AMD's K10 architecture is simply a re-vamp of the original K8 architecture or the AMD64 architecture as it's commonly known. The same 64-bit OS support and internal Northbridge with memory controller tradition continues, with a few additional features to help speed things up
AMD Wide Floating Point Accelerator
One of the new features of the K10 based CPUs is AMD's Wide Floating Point Accelerator. What this does in terms of the CPU execution is to process a full SIMD instruction in one clock cycle. K8 and Netburst both had a 64-bit SIMD buffer, this meant to execute a SIMD instruction it would take two clock cycles as SIMD instructions are 128-bit wide. Core 2 and K10 both have a 128-bit SIMD engine that allows the CPU to process a full SIMD in one clock cycle, reducing the amount of time it takes to move to the next instruction, in affect halving the encode and decode times.

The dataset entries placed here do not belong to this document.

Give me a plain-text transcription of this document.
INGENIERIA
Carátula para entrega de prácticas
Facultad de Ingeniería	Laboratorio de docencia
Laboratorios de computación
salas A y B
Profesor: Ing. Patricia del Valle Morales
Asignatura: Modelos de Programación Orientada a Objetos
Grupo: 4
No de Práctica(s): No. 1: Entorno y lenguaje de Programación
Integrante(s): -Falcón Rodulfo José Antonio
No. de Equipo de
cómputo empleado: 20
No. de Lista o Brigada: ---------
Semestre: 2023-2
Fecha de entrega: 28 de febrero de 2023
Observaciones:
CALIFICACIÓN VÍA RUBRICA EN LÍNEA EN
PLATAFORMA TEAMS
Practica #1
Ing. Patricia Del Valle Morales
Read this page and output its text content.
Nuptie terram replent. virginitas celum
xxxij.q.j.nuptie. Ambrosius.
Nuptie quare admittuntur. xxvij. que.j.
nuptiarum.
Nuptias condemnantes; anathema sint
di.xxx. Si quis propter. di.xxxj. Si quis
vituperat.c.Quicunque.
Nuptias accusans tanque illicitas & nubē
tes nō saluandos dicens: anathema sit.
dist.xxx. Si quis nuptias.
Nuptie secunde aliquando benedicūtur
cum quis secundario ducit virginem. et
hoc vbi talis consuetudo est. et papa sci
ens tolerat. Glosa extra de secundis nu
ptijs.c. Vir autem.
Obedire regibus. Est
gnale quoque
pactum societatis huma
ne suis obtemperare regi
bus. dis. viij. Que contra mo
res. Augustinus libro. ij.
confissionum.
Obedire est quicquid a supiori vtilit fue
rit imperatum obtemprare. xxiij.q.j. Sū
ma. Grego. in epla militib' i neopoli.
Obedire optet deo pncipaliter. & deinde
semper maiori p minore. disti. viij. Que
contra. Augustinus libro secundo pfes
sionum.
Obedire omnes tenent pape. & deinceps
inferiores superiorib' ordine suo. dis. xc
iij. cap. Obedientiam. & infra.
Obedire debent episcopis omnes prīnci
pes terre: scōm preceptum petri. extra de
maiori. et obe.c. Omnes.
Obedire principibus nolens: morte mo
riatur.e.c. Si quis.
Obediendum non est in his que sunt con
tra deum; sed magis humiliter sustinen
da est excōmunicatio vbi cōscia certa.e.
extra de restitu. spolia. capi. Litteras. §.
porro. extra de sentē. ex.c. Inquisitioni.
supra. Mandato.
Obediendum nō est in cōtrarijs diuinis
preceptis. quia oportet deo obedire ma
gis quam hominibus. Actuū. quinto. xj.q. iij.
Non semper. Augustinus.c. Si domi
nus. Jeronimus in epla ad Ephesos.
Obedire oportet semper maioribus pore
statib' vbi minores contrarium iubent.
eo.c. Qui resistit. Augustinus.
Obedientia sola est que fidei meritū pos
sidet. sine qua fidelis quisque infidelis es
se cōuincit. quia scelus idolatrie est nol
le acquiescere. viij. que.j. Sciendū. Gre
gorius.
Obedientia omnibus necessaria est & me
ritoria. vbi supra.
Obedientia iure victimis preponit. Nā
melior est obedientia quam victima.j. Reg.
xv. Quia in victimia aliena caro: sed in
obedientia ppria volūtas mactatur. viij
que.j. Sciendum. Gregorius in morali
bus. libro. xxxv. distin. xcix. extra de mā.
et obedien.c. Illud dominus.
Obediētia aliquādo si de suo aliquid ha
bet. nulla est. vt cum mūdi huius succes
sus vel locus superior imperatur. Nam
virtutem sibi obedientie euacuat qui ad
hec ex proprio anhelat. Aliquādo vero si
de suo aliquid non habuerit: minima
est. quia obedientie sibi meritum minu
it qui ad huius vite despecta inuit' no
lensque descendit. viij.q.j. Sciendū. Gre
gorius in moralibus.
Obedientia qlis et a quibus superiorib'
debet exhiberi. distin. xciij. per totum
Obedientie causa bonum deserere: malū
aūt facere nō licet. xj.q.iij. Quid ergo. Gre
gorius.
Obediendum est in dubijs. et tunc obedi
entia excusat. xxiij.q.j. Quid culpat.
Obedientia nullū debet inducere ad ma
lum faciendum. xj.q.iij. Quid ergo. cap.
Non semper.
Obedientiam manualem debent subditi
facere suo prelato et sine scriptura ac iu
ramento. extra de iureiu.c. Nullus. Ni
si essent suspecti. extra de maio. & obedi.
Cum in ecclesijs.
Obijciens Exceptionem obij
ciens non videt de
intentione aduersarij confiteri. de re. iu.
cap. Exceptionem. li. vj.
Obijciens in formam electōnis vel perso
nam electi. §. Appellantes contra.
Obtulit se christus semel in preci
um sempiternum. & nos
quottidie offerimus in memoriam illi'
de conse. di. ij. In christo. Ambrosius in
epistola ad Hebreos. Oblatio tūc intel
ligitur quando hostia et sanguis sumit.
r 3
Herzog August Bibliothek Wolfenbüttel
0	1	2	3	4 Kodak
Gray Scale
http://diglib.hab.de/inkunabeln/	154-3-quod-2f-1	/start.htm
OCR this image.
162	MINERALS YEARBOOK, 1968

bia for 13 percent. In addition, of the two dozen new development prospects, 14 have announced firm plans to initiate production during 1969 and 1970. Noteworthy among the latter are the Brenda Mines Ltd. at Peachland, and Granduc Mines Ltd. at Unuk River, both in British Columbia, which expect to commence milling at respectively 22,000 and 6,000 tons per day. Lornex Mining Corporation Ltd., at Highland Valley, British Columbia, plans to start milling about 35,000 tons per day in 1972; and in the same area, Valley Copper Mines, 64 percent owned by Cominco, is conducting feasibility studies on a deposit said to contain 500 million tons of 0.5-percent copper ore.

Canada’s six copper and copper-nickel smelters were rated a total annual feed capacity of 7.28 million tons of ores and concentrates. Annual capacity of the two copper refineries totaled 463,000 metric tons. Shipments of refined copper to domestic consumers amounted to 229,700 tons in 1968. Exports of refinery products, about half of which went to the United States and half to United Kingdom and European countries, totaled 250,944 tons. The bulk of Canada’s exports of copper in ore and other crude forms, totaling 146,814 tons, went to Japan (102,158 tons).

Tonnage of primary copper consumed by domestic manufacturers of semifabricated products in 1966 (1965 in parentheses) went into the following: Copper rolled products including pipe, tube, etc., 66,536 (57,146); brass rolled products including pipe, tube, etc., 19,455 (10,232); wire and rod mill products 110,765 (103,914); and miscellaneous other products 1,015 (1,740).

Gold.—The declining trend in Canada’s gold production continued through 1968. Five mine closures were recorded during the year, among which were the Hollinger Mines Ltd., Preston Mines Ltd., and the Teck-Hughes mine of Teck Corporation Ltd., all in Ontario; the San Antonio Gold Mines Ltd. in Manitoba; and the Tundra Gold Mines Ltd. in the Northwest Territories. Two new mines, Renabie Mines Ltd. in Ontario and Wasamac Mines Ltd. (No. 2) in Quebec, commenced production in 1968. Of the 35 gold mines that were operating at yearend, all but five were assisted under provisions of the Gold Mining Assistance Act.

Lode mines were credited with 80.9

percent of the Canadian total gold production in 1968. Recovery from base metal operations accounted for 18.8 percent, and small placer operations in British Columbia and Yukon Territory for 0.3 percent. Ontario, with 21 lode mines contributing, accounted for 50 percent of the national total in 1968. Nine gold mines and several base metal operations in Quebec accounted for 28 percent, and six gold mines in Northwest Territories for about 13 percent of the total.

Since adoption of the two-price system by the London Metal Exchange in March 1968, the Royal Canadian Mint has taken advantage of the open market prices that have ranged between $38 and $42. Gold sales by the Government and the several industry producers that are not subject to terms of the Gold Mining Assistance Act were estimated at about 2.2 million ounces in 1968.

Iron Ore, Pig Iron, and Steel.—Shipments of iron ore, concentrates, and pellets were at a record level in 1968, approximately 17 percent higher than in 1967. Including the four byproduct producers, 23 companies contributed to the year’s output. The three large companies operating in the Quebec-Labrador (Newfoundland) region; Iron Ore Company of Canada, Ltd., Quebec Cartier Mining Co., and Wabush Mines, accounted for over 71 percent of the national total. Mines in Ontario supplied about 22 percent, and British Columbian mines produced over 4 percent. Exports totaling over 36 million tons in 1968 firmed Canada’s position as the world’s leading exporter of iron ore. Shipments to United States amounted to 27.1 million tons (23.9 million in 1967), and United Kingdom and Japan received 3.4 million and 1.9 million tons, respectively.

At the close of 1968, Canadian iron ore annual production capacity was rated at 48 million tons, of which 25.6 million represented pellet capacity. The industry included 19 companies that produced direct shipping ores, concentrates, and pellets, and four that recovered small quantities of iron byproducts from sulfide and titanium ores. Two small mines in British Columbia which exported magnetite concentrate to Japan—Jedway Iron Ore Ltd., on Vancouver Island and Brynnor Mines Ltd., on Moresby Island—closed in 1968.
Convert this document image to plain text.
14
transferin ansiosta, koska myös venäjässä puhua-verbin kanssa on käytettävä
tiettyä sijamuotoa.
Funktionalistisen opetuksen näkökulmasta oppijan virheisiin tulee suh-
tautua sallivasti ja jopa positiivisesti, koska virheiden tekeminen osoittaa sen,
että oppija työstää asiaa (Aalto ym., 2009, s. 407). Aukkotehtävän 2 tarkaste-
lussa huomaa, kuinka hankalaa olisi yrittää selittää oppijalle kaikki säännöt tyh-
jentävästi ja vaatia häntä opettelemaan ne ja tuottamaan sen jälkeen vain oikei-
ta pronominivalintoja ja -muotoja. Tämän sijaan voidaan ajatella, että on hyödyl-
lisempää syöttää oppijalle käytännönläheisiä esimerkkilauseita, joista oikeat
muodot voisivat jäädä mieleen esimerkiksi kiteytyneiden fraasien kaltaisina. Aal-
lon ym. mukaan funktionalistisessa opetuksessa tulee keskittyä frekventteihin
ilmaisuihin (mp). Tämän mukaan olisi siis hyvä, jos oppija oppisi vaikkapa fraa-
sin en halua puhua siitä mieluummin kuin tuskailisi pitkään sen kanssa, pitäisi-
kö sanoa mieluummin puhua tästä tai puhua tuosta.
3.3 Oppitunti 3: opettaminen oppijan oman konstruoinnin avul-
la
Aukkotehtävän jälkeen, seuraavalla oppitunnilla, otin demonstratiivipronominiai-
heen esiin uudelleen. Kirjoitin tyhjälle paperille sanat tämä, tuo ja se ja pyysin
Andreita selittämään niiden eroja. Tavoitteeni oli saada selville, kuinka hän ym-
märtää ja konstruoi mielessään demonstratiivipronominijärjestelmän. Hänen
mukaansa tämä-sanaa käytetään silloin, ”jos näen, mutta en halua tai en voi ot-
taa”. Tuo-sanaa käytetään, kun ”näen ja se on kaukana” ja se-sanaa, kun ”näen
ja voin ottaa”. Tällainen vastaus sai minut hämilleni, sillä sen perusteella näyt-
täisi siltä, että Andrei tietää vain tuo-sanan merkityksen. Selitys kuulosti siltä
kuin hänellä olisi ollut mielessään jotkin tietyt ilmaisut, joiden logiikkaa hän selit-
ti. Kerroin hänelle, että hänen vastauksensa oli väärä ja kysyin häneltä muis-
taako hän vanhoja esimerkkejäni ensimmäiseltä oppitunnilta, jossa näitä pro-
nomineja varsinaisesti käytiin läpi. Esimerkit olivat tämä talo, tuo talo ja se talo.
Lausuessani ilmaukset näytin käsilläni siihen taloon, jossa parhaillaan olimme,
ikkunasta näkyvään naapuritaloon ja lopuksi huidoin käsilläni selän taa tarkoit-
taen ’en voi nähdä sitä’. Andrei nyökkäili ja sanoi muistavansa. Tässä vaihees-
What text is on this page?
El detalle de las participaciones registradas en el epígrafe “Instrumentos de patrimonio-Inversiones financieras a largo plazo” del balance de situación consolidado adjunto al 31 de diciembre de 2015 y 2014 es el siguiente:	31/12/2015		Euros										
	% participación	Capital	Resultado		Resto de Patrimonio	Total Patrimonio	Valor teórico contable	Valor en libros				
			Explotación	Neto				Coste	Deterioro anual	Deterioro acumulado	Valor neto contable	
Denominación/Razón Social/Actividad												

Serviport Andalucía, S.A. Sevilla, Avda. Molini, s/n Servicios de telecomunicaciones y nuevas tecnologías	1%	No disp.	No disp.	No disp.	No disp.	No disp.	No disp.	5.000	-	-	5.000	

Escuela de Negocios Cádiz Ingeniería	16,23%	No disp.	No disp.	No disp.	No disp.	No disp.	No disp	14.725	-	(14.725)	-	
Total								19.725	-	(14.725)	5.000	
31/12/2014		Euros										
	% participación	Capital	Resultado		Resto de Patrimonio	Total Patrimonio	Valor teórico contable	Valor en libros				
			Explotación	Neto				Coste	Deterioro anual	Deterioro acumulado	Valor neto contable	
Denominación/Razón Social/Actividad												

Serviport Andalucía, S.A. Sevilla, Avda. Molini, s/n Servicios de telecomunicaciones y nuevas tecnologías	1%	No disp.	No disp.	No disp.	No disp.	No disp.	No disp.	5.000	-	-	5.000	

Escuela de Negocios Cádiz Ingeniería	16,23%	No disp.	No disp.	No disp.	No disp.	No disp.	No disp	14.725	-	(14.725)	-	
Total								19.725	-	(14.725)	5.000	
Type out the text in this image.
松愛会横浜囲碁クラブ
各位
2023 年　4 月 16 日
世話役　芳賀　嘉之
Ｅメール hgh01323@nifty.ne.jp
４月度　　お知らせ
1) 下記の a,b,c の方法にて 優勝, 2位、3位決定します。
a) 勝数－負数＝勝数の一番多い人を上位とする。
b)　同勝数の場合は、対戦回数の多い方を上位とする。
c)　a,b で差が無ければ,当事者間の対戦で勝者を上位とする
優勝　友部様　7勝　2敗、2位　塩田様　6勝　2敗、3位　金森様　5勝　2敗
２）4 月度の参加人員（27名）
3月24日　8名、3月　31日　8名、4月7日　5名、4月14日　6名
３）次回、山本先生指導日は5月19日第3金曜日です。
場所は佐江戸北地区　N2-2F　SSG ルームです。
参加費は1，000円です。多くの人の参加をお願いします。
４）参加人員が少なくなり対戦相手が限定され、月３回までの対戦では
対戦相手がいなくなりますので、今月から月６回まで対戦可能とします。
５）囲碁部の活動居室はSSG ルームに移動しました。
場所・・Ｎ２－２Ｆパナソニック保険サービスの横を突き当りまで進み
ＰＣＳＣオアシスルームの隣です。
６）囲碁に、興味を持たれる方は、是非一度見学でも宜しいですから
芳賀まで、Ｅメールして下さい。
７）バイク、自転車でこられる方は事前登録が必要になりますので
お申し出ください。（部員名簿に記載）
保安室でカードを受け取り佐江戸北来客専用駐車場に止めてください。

In order to keep up with the Core 2 processors, AMD increased the fetcher engine to handle 32 bytes of data from the L1 cache, which is double that of the K8 and Netburst based CPUs. This allows the CPU to retrieve more data from L1 cache in a single clock cycle, reducing wasted clock cycles when trying to fetch data from the L1 cache.
AMD has really sorted out the issues of storing as much data on the CPU as it possibly can. While system memory can store quite a bit of data, it's nowhere near as fast as the cache memory on the CPU. System memory access results in delays as the system has to wait for the memory to cycle through its in-and-out stages to get a command in, and data out. CPU cache allows the processor to store data that is frequently accessed on its own contained memory, but because of the speeds these memories run at, sizes are limited.
AMD has set forth with a new Cache layout on its Phenom Processors. First off, the CPU has its standard L1 data and instruction caches which remain at 64Kb for instructions and 64Kb for data; a total of 128Kb, and this is for each core. So, a dual core processor will have in effect 256K L1 caches combined and a Quad Core will have 512Kb combined. The level 2 cache on Phenom processors is 512Kb per core; again, for a dual core its 1MB combined. Tri core is 1.5MB combined and Quad core 2MB combined L2 cache.
Now, just where you think things end, AMD has done what Intel did with Core 2 by creating a unified cache system which adds in a third level of cache or "L3" cache system. This is a common cache and is accessible by all of the cores on the CPU, allowing for each CPU to share instructions and data without having to go through any system request buses or FSB's. L3 cache is actually stored as part of the Intergrated Northbridge on the K10 processor and runs at 2GHz constant, no matter what the CPU is running at, and it measures 2MB in size.
Dual Independent Memory Controller
This has to be one of the biggest upgrades AMD has made to the K10 architecture, which not only sees an increase in speeds but also a new way of storing data on the bus. AMD has kept the same memory technology on the first series of K10 processors, that being DDR2 memory. Since AMD has on-CPU memory, the pin-out on the bottom of the CPU has a set amount for the memory modules to run from. If AMD wants to change memory technologies, they need new boards, RAM and CPUs, making it harder than the Intel off-die memory controller. However, where Intel gets a multitude of upgrade options, AMD's CPUs see a far better memory bandwidth throughput.
Now we get to the real complicated bit. While dual channel memory controllers usually combine two identical sized modules into a larger single module (not unlike a RAID array) by increasing the bus bandwidth from 64-bit to 128-bit, this in theory increases the amount of memory bandwidth. However, it becomes inefficient in storing data. For instance, if two different fetches are required on a traditional Dual Channel system, each has to be performed on its own. AMD has gone to a new height by doing it a different way.
By having two 64-bit channels that can be accessed together at the same time, this creating a dual channel memory interface whilst allowing separate access to each module, gives K10 the same bandwidth as traditional dual channel memory, but with a faster fetch time thanks to two memory operations happening at once. Thanks to this new way of accessing memory, AMD is now using divider ratios like Intel to control DDR memory speeds rather than the older way AMD was working things, giving inconsistent memory speeds.